I recently read a short book called Don’t Just Roll The Dice, available as a free pdf. The book is about different pricing models and how they work, why they work, the psychology of the different schemes, and how to choose the right model and prices for your business. The book primarily focused on software, but as a lot of hardware often now has a software connected component, it is still somewhat applicable. For example, the book talked about selling the Playstation and xBox as a loss leader but making up that revenue in increased game sales.
At around 70 pages, it’s a quick read; good if you have an hour to kill. The biggest lesson from the book is that you shouldn’t be afraid to just pick a price that you think makes sense and then experiment with it to maximize profit.
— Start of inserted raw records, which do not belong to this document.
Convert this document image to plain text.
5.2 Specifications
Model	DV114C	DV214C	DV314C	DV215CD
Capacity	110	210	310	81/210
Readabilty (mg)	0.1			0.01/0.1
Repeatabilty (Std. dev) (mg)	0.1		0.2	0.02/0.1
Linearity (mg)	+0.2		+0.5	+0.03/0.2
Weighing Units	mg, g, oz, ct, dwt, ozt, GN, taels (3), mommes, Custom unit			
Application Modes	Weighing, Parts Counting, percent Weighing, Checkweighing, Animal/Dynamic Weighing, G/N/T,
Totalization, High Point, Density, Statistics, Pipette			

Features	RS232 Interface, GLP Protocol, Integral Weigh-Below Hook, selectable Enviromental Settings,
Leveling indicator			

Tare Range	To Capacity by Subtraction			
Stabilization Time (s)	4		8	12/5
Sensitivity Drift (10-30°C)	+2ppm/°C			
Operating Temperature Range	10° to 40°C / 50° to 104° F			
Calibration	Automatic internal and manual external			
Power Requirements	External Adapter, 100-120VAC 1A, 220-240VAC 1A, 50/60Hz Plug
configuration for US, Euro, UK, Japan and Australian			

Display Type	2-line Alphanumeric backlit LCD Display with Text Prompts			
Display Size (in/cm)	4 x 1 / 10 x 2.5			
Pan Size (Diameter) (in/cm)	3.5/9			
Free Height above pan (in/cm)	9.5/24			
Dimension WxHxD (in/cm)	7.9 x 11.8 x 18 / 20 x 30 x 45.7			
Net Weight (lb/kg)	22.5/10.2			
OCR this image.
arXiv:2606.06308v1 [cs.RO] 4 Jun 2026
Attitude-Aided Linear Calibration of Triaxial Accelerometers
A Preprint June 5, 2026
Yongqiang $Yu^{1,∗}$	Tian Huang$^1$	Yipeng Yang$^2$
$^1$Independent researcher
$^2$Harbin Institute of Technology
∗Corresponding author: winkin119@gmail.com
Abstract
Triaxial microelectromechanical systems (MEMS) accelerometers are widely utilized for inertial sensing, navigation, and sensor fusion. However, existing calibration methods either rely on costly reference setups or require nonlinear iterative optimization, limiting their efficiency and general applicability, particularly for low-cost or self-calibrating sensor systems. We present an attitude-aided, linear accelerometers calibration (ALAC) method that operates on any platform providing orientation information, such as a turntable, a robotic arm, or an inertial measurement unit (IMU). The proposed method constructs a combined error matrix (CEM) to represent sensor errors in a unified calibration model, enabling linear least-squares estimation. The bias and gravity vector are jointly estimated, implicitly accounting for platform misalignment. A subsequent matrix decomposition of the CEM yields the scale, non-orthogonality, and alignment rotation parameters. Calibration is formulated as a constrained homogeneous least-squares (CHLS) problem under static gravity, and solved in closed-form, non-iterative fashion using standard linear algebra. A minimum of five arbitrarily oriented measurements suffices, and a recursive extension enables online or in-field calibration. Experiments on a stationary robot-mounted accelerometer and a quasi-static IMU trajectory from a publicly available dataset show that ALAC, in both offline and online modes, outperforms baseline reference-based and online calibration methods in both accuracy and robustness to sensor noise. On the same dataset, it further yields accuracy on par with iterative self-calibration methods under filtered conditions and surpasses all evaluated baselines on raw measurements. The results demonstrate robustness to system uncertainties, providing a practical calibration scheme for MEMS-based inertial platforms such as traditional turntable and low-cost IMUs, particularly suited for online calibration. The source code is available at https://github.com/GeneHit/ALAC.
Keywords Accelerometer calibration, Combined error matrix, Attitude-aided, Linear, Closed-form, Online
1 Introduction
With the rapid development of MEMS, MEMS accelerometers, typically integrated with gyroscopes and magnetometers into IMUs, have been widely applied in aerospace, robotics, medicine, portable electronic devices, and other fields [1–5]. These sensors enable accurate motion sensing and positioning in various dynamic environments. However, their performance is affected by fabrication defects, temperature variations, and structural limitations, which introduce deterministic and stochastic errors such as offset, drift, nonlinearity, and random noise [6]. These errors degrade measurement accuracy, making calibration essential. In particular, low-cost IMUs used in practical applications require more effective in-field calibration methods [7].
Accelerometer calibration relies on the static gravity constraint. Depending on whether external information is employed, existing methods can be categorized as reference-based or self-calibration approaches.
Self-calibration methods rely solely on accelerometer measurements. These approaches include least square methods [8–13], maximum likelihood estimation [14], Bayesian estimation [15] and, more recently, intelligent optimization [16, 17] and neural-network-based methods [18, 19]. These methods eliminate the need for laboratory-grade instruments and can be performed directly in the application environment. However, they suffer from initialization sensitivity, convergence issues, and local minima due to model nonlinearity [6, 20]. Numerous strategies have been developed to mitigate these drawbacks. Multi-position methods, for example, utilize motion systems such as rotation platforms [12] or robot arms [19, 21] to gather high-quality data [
In the hardware world, things are in a lot of ways more complex than what the book described. There are so many extra costs that need to be considered that aren’t part of the physical product being manufactured. Things like shipping, tariffs, tax, support, returns, defective parts, assembly, licensing and certifications. Plus there are months of delays between making an order with the factory and getting the finished product delivered. There are people at every step who siphon off a chunk of the profit. There is a lot more risk that is outside your control. As a general rule, hardware pricing takes the cost of the goods sold and multiplies it by 3 or 4. That means every product you buy probably was produced for 1/3 to 1/4 of the price you paid, which is kind of amazing when you look at all the technology packed into a TV or computer. But all that markup is necessary because moving physical things around is expensive.